U.S. Intellectual History Blog

Introducing: S-USIH Grants & Partnerships Committee

Editor's Note

On behalf of S-USIH, we’re delighted to roll out this new initiative! Our deepest thanks to Lauren, Natalie, Brandon, and Tiana for their scholarship and their service. –Sara Georgini, S-USIH President

Greetings, intellectual historians! We are excited to debut the Society’s new Grants and Partnerships Committee. The committee’s task is to identify potential grants and partnership opportunities for both our members and for the organization itself. Our four committee members are already hard at work compiling a database of funding and partnership resources that you’ll be able to access directly from the S-USIH website.

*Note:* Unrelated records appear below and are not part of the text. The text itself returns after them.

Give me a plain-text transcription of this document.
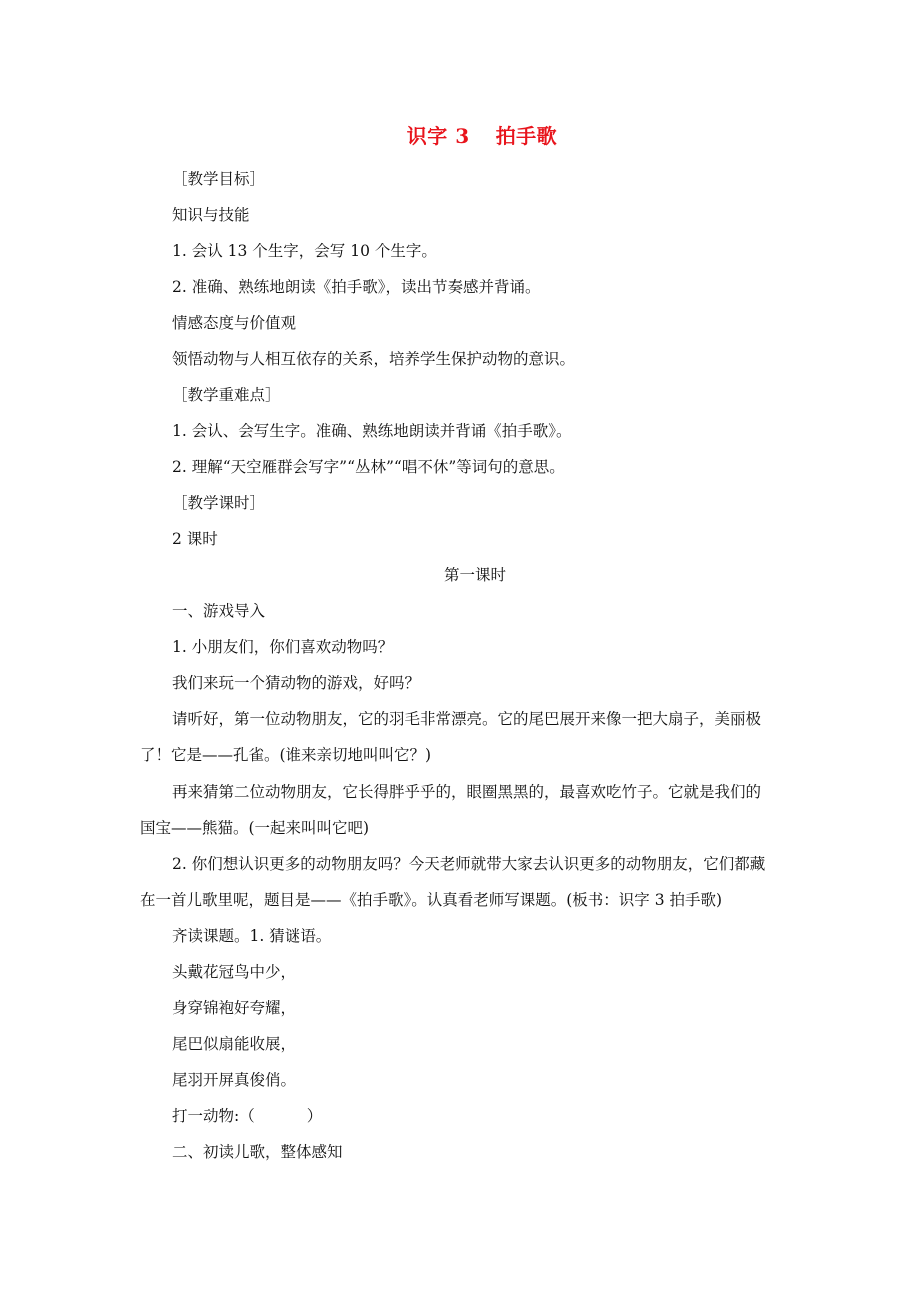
识字 3 拍手歌
［教学目标］
知识与技能
1. 会认 13 个生字，会写 10 个生字。
2. 准确、熟练地朗读《拍手歌》，读出节奏感并背诵。
情感态度与价值观
领悟动物与人相互依存的关系，培养学生保护动物的意识。
［教学重难点］
1. 会认、会写生字。准确、熟练地朗读并背诵《拍手歌》。
2. 理解“天空雁群会写字”“丛林”“唱不休”等词句的意思。
［教学课时］
2 课时
第一课时
一、游戏导入
1. 小朋友们，你们喜欢动物吗？
我们来玩一个猜动物的游戏，好吗？
请听好，第一位动物朋友，它的羽毛非常漂亮。它的尾巴展开来像一把大扇子，美丽极
了！它是——孔雀。(谁来亲切地叫叫它？)
再来猜第二位动物朋友，它长得胖乎乎的，眼圈黑黑的，最喜欢吃竹子。它就是我们的
国宝——熊猫。(一起来叫叫它吧)
2. 你们想认识更多的动物朋友吗？今天老师就带大家去认识更多的动物朋友，它们都藏
在一首儿歌里呢，题目是——《拍手歌》。认真看老师写课题。(板书：识字 3 拍手歌)
齐读课题。1. 猜谜语。
头戴花冠鸟中少，
身穿锦袍好夸耀，
尾巴似扇能收展，
尾羽开屏真俊俏。
打一动物:（	）
二、初读儿歌，整体感知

If you’d like to join, helping hands are always welcome! Contact Lauren Lassabe Shepherd at [email protected] if you’d like to work on this project. Let’s welcome our first cohort of researchers for the Grants and Partnerships Committee:

Natalie Mendoza

Natalie Mendoza (Ph.D. University of California Berkeley, 2016) is an assistant professor in the History Department at the University of Colorado Boulder. She is a social and intellectual historian of the United States who specializes in the history of Mexican Americans, U.S. Latinx communities, social movements, and race and racism. Her current book project, Good Neighbor at Home: Mexican American Politics in the World War II Era, examines how ideas about race, geopolitics, and historical narrative shaped the racial identity and political thinking and activism of Mexican Americans during World War II (under contract with University of Pennsylvania Press). Natalie’s research has been funded by the American Historical Association, the National Endowment for the Humanities (Summer Stipend, 2023), and with the David J. Weber Fellowship (2019-2020) from the Clements Center for Southwest Studies at Southern Methodist University. In addition to studying the past, Natalie has an active research agenda in the Scholarship of Teaching and Learning in History (History SoTL), a body of literature that uses theoretical and evidence-based research to examine the discipline-specific problems in the teaching and learning of history.

Brandon James Render

Brandon James Render is an Assistant Professor of History at the University of Utah in Salt Lake City. His current book project is Colorblind University: A History of Racial Ideologies in Higher Education, a study that traces the evolution of racial colorblindness along admissions policies, curriculum design, and department structures. His research and teaching interests include twentieth century U.S. history, African American history, and public policy. You can find his published research in The Journal of Civil and Human RightsBlack Perspectives, and the Washington Post.

Tiana U. Wilson

Tiana U. Wilson, Ph.D., is a postdoctoral fellow in African American Studies at the Pennsylvania State University and an incoming assistant professor of Africana Studies at the University of Pittsburgh (Fall 2024). She recently completed a Ph.D. in History with a portfolio in Women’s and Gender Studies at the University of Texas at Austin. Dr. Wilson’s broader research interests include Black Women’s Internationalism, Black Women’s Intellectual History, Women of Color Organizing, and Third World Feminism. Drawing on political speeches, newsletters, articles, pamphlets, and travel logs, her book project, “Revolution and Struggle: The Enduring Legacy of the Third World Women’s Alliance,” traces the intellectual genealogies of a “women of color” feminist praxis rooted in the Black Power and Women’s Liberation Movements of the 1970s and still used today for political activity. Her project examines Black women’s contributions to women of color feminist groups in the U.S. from the 1960s to the present. Her work has been supported by the American Council of Learned Societies, Center for Engaged Scholarship, Sallie Bingham Center, Carrie Chapman Catt Center for Women and Politics, Smith College Libraries, and the Rapoport Center for Human Rights and Justice. You can learn more about Dr. Wilson on her personal website: tianauwilson.com.

Lauren Lassabe Shepherd

Lauren Lassabe Shepherd is an instructor in the Department of Education and Human Development at the University of New Orleans and an IUPUI-SUSIH Community Scholar. Shepherd’s expertise is in the history of United States higher education from the 20th century to present, especially on the topic of conservatism in the academy. She is the author of Resistance from the Right: Conservatives and the Campus Wars in Modern America (UNC Press, 2023). Her second book manuscript is underway (thanks to the resources provided by the USIH Community Scholars program!) and offers a historical survey of colleges and universities in the United States since the 1960s.